Era a quarta família.
Vieram dos Países Baixos.
Chegaram com dois irmãos órfãos que haviam escapado por milagre de uma blitz.
Foram acolhidos por um casal que jamais os conhecera antes.
Agora, estavam ali como se sempre tivessem pertencido uns aos outros.
A quinta família, da Itália, chegou trazendo consigo algo raro: música.
O pai era violinista.
Mesmo fugindo, trouxera o instrumento enrolado num cobertor.
Ao entrar, não disse uma palavra.
Apenas colocou o violino em um canto seco e sentou-se.
A mãe tinha os olhos marejados, mas firmes.
Carregava uma menina dormindo em seu colo, com uma fita vermelha no cabelo.
Logo depois, uma sombra atravessou o umbral da porta.
A sexta família.
Do Japão.
Um avô, uma neta e um jovem enfermeiro.
Tinham viajado durante semanas, enfrentando o preconceito, a barreira da língua, a solidão do exílio.
O velho caminhava devagar, mas firme.
Trazia no peito uma pequena bolsinha com caracteres bordados — um nome que jamais esqueceria.

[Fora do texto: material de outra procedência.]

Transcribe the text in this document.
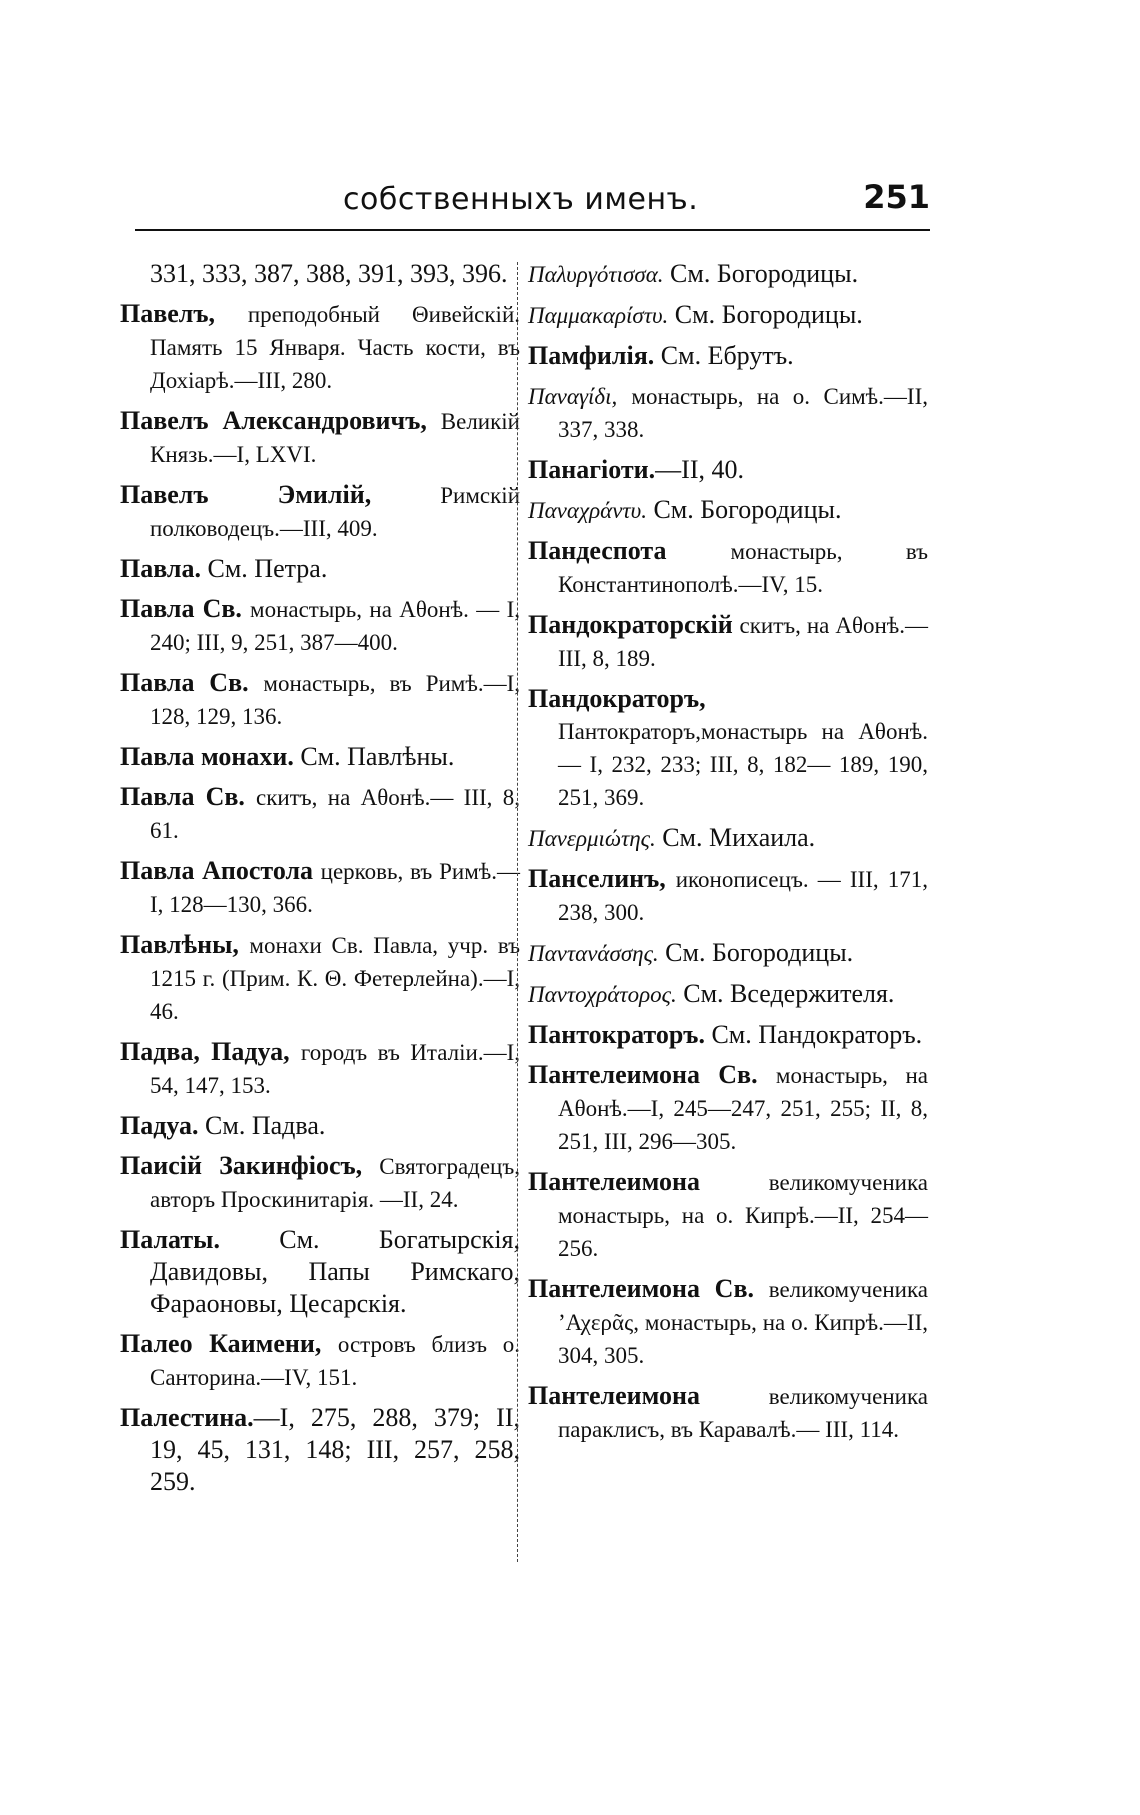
собственныхъ именъ.	251

331, 333, 387, 388, 391, 393, 396.

Павелъ, преподобный Θивейскій. Память 15 Января. Часть кости, въ Дохіарѣ.—III, 280.

Павелъ Александровичъ, Великій Князь.—I, LXVI.

Павелъ Эмилій,	Римскій полководецъ.—III, 409.

Павла. См. Петра.

Павла Св. монастырь, на Аθонѣ. — I, 240; III, 9, 251, 387—400.

Павла Св. монастырь, въ Римѣ.—I, 128, 129, 136.

Павла монахи. См. Павлѣны.

Павла Св. скитъ, на Аθонѣ.— III, 8, 61.

Павла Апостола церковь, въ Римѣ.—I, 128—130, 366.

Павлѣны, монахи Св. Павла, учр. въ 1215 г. (Прим. К. Θ. Фетерлейна).—I, 46.

Падва, Падуа, городъ въ Италіи.—I, 54, 147, 153.

Падуа. См. Падва.

Паисій Закинфіосъ, Святоградецъ, авторъ Проскинитарія. —II, 24.

Палаты. См. Богатырскія, Давидовы, Папы Римскаго, Фараоновы, Цесарскія.

Палео Каимени, островъ близъ о. Санторина.—IV, 151.

Палестина.—I, 275, 288, 379; II, 19, 45, 131, 148; III, 257, 258, 259.

Παλυργότισσα. См. Богородицы.

Παμμακαρίστυ. См. Богородицы.

Памфилія. См. Ебрутъ.

Παναγίδι, монастырь, на о. Симѣ.—II, 337, 338.

Панагіоти.—II, 40.

Παναχράντυ. См. Богородицы.

Пандеспота	монастырь, въ Константинополѣ.—IV, 15.

Пандократорскій скитъ, на Аθонѣ.—III, 8, 189.

Пандократоръ, Пантократоръ,монастырь на Аθонѣ.— I, 232, 233; III, 8, 182— 189, 190, 251, 369.

Πανερμιώτης. См. Михаила.

Панселинъ, иконописецъ. — III, 171, 238, 300.

Παντανάσσης. См. Богородицы.

Παντοχράτορος. См. Вседержителя.

Пантократоръ. См. Пандократоръ.

Пантелеимона Св. монастырь, на Аθонѣ.—I, 245—247, 251, 255; II, 8, 251, III, 296—305.

Пантелеимона	великомученика монастырь, на о. Кипрѣ.—II, 254—256.

Пантелеимона Св. великомученика ’Αχερᾶς, монастырь, на о. Кипрѣ.—II, 304, 305.

Пантелеимона	великомученика параклисъ, въ Каравалѣ.— III, 114.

A sétima família veio da Grécia.
A mulher guiava o marido cego pela mão.
Trazia três filhos.
E na sacola de couro, pedaços de cerâmica com símbolos antigos.
— “De onde viemos, quebraram até os templos,” — sussurrou ela, ao cruzar o limiar da porta.

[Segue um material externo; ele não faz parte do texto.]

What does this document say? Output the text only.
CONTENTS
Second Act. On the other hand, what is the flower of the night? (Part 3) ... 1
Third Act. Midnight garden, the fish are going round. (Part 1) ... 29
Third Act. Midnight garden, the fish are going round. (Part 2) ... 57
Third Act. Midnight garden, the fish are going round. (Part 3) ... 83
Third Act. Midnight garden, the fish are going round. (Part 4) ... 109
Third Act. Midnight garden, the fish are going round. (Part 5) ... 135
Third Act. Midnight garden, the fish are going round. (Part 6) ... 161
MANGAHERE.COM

A oitava, da Ucrânia, era a menor:
apenas uma mulher.
Galina.
Ela caminhava sozinha, com a pele ferida pelo frio, os cabelos presos num lenço cinzento e um peso invisível nos ombros.
Carregava uma criança nos braços — não respirava mais.
Mas ela a embalava como se ainda estivesse viva.
Ninguém ousou perguntar.
Apenas abriram espaço e permitiram que ela se sentasse próxima à parede de pedra, em silêncio.
Seu olhar dizia mais que qualquer fala.
Vieram, então, os ingleses.
A nona família.
O pai trazia uma bengala feita de madeira polida.
A mãe, um bebê envolto em panos bordados com brasões antigos.
Apesar da compostura, traziam consigo a marca da humilhação de terem sido esquecidos por aliados e vendidos em acordos silenciosos.
A décima família veio da Rússia.
Dois irmãos, soldados desertores, e uma prima muda.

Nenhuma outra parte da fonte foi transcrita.